#Critique de Okja
Une jeune Coréenne se lance à la poursuite de son cochon péteur géant. Un formidable conte animalier et écolo sur les délires du capitalisme. À déguster sur Netflix.
C’est un des grands du cinéma, auteur d’au moins un chef-d’œuvre du polar, Memories of Murder, et d’une poignée d’excellents films comme Mother, The Host, et dans une moindre mesure Snowpiercer. Âgé de 46 ans, le Coréen Bong Joon-ho est un dynamiteur de genres, un formaliste de génie, un auteur prodigieusement doué pour les changements de tons, les ruptures, le mélange des genres, les multiplications d’émotions contradictoires, doté d’un incroyable sens de l’humour et du grotesque.

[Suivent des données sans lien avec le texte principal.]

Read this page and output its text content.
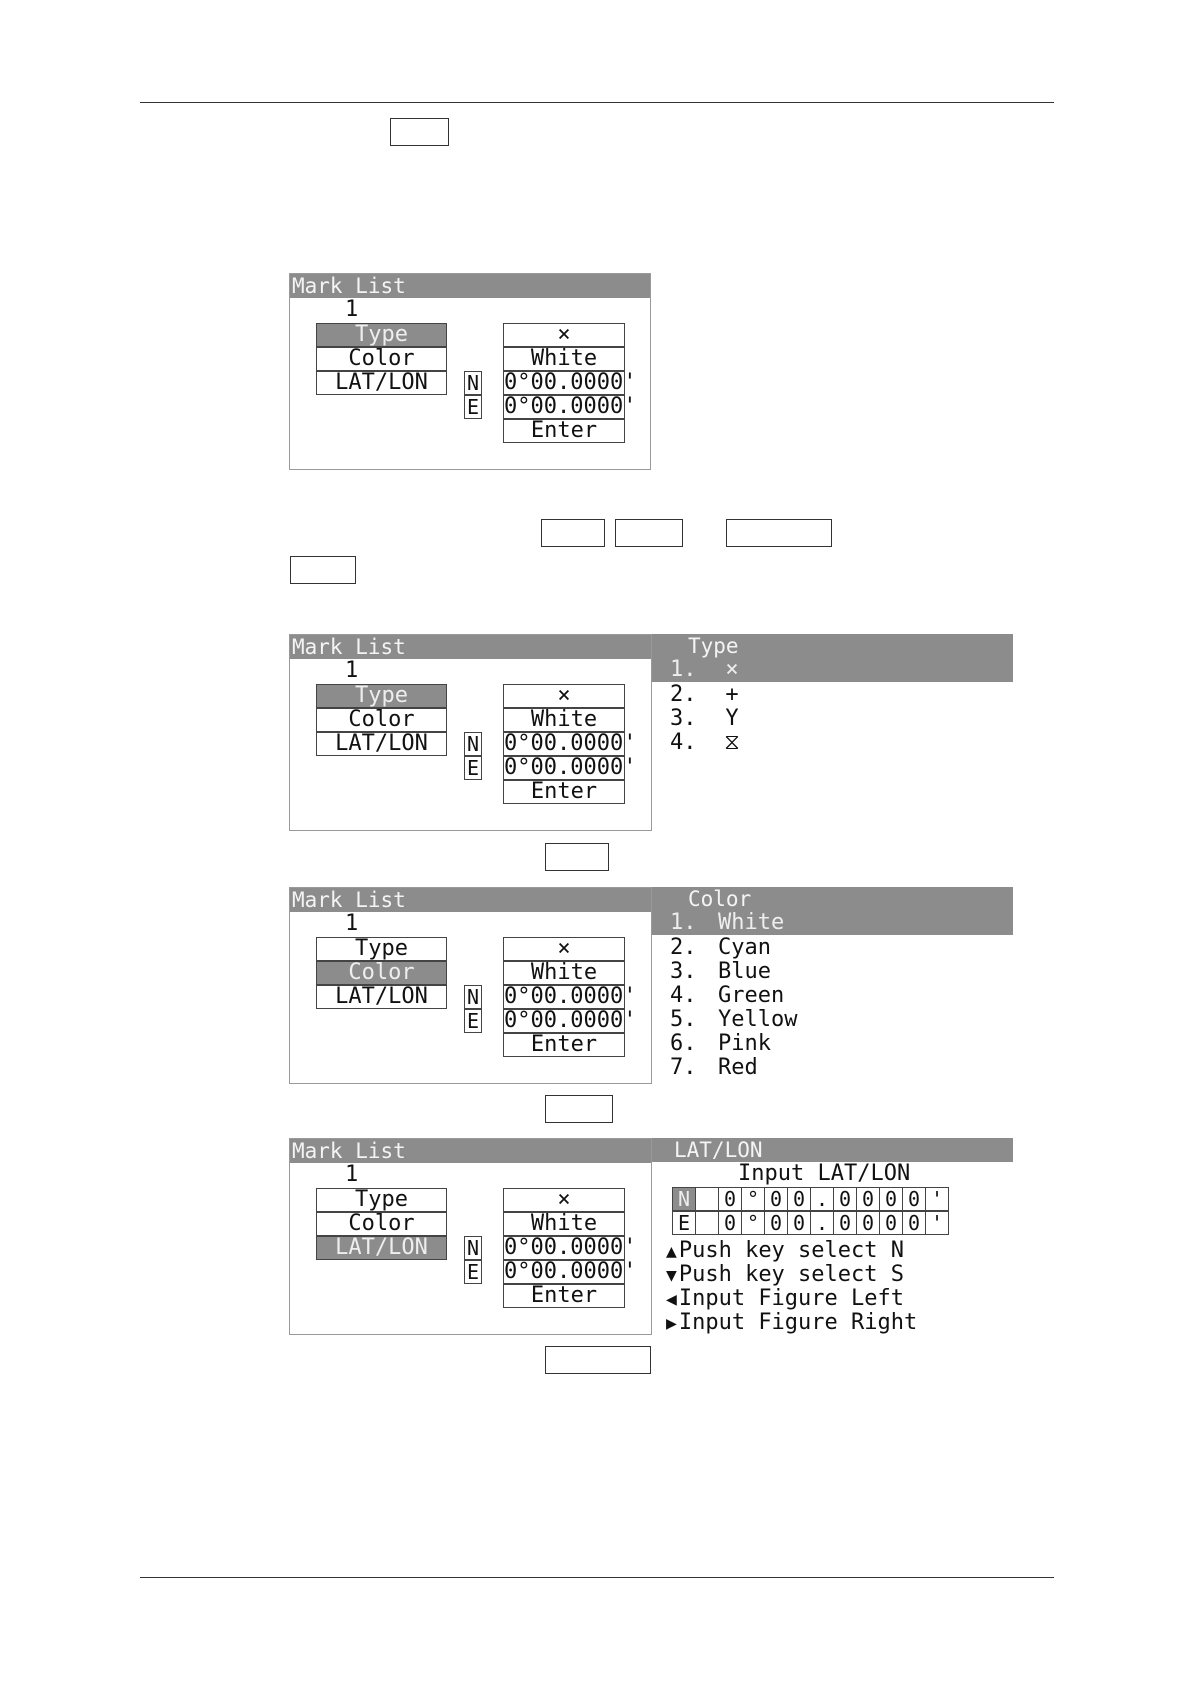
Mark List
1
Type
Color
LAT/LON
×
White
N 0°00.0000'
E 0°00.0000'
Enter
Mark List
1
Type
Color
LAT/LON
×
White
N 0°00.0000'
E 0°00.0000'
Enter
Type
1. ×
2. +
3. Y
4. ⧖
Mark List
1
Type
Color
LAT/LON
×
White
N 0°00.0000'
E 0°00.0000'
Enter
Color
1. White
2. Cyan
3. Blue
4. Green
5. Yellow
6. Pink
7. Red
Mark List
1
Type
Color
LAT/LON
×
White
N 0°00.0000'
E 0°00.0000'
Enter
LAT/LON
Input LAT/LON
N		0	°	0	0	.	0	0	0	0	'
E		0	°	0	0	.	0	0	0	0	'
▲Push key select N
▼Push key select S
◀Input Figure Left
▶Input Figure Right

Quatre ans après Snowpiercer, Bong Joon-ho revient avec une fable généreuse et spectaculaire dont le pitch pourrait s’apparenter à celui d’un film pour enfants. Il était une fois, donc, la petite Mija, qui vivait dans le paradis vert coréen avec son cochon transgénique, entre l’hippopotame et le porc, un animal énorme avec un cœur gros comme ça. Un beau jour, la méchante Tilda Swinton, à la tête de l’empire Mirando (fuck you Monsanto), décide d’emmener la bébête aux États-Unis pour une grosse opération de marketing. S’ensuit une course-poursuite entre Séoul et New York où Mija, des défenseurs des animaux allumés et l’armée de fachos de Lucy Mirando s’affrontent, se poursuivent et tentent de mettre la main sur le gros cochon baveux.
Bong Joon-ho est l’auteur de l’histoire originale d’Okja et du scénario. C’est une histoire simple, poétique et belle, un conte moral entre Babe et Totoro. Du travail d’orfèvre, mais comme George Miller et Hayao Miyazaki, Bong Joon-ho – véritable contrebandier du cinéma – parle aussi bien à la tête qu’au cœur de son spectateur. Entre deux scènes de baignades bucoliques, ponctuées de pets éléphantesques, le réalisateur alterne les scènes d’actions avec quelques poursuites ébouriffantes et une séries de séquences ouvertement politiques. Si le super cochon est le symbole de l’enfance qui ne veut pas mourir, le film ressemble furieusement à une attaque en règle contre le capitalisme, la cupidité et Tilda Swinton (« Tout se mange, sauf les cris ») – absolument grandiose – l’incarnation du mal absolu : une executive woman, obsédée par ses dents et le profit. Derrière la grâce et l’amitié entre une jeune fille et son animal, Bong Joon-ho cogne, encore et encore. Contre le fascisme d’un capitalisme devenu dingue qui veut se donner des airs de greenwashing, le fascisme de la communication, de la propagande qui ne cherche qu’à nous laver le cerveau (d’ailleurs, le fascisme au cœur du cinéma de Bong Joon-ho aussi bien dans Memories, The Host ou Snowpiercer). Vers la fin, la satire se métamorphose en plaidoyer pro-vegan, contre la production intensive de viande animale, avec une séquence hallucinante dans un abattoir high tech. On ne rit plus, on est tétanisé par l’horreur, le sang, l’odeur de la mort, comme lors du visionnage d’une vidéo du groupe L214. Un film pour enfants, Okja ? Pas si sûr…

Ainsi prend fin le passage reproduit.